9 April 2010
Preliminary recommendations from NICE restrict the use of dronedarone (Multaq®▼) to a limited group of patients with AF. This group consists of those with non-permanent AF for whom first-line therapy has failed to control their AF and who have at least one specified cardiovascular risk factor, but do not have unstable NYHA class III or IV heart failure. This is not NICE’s final guidance and the recommendations may change after consultation. The closing date for comments on this ACD is 22nd April 2010.
NICE final guidance will be issued in due course. In the meantime, local decision making bodies should consider engaging with stakeholders and agree a protocol for implementation of those recommendations. This includes identifying those patients for whom the drug may be appropriate and ensuring audit or other monitoring arrangements are in place locally to permit effective implementation of NICE’s recommendations.
What does the ACD say?
NICE has published a second appraisal consultation document (ACD) setting out draft recommendations on the role of dronedarone for the treatment of non-permanent atrial fibrillation (AF). It should be noted that this document is not NICE’s final guidance, which may change after consultation.
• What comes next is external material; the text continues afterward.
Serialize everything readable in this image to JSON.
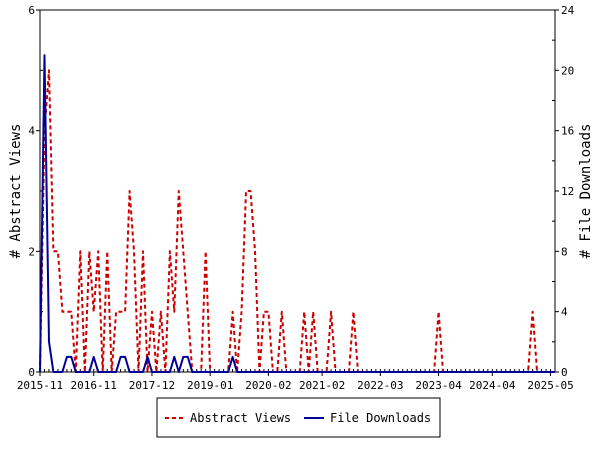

The closing date for comments is 22nd April 2010. Comments may be made online.
The preliminary recommendations are that dronedarone is recommended as an option for the treatment of non-permanent AF only in people:
- whose AF is not controlled by first-line therapy (usually including beta-blockers), that is, as a second-line treatment option, and
- who do not have unstable New York Heart Association (NYHA) class III or IV heart failure, and
- who have at least one of the following cardiovascular risk factors:
- hypertension requiring drugs of at least two different classes
- diabetes mellitus
- previous transient ischaemic attack, stroke or systemic embolism
- left atrial diameter of 50 mm or greater
- left ventricular ejection fraction (LVEF) less than 40%
- age 70 years or older
The ACD says that people who do not meet the criteria above and who are currently receiving dronedarone should have the option to continue treatment until they and their clinicians consider it appropriate to stop.
NICE guidance on AF says that, where it is indicated by stroke risk stratification, health professionals should begin antithrombotic therapy with minimal delay in all patients with newly diagnosed AF, after comorbidities have been appropriately managed. After that, options include rate or rhythm control, depending on whether the AF is paroxysmal, persistent or permanent. Management of AF is discussed further on the atrial fibrillation section of NPC
A standard beta-blocker is the recommended first line treatment if a rhythm control approach is selected for someone with persistent AF, and a beta-blocker or rate-limiting calcium antagonist is recommended first line if a rate control approach is selected in persistent AF or for the first line management of permanent AF. Other treatments should be used when beta-blockers (or rate-limiting calcium antagonists) fail to control symptoms or are contraindicated (see NICE guidance for full details).
Dronedarone is licensed for use in adult clinically stable patients with a history of, or current non-permanent AF to prevent recurrence of AF or to lower ventricular rate. The Summary of Product Characteristics (SPC) states that the use of dronedarone in patients in unstable haemodynamic conditions including patients with symptoms of heart failure at rest or with minimal exertion (corresponding with NYHA class IV and unstable class III patients) is contraindicated. The SPC also states that the use of dronedarone in stable patients with recent (1 to 3 months) NYHA class III heart failure or LVEF <35% is not recommended. Further information on adverse effects, special warnings and contra-indications can be found in the SPC
The recommended dosage of dronedarone is 400 mg twice daily. Dronedarone is available in 400 mg tablets and comes in packs of 20 tablets or 60 tablets. The manufacturer has stated that the cost to the NHS of a pack of 20 tablets will be £22.50 and the cost of a pack of 60 tablets will be £67.50 (excluding VAT). The cost per patient per day based on the recommended dosage will be £2.25 (excluding VAT). Costs may vary in different settings because of negotiated procurement discounts.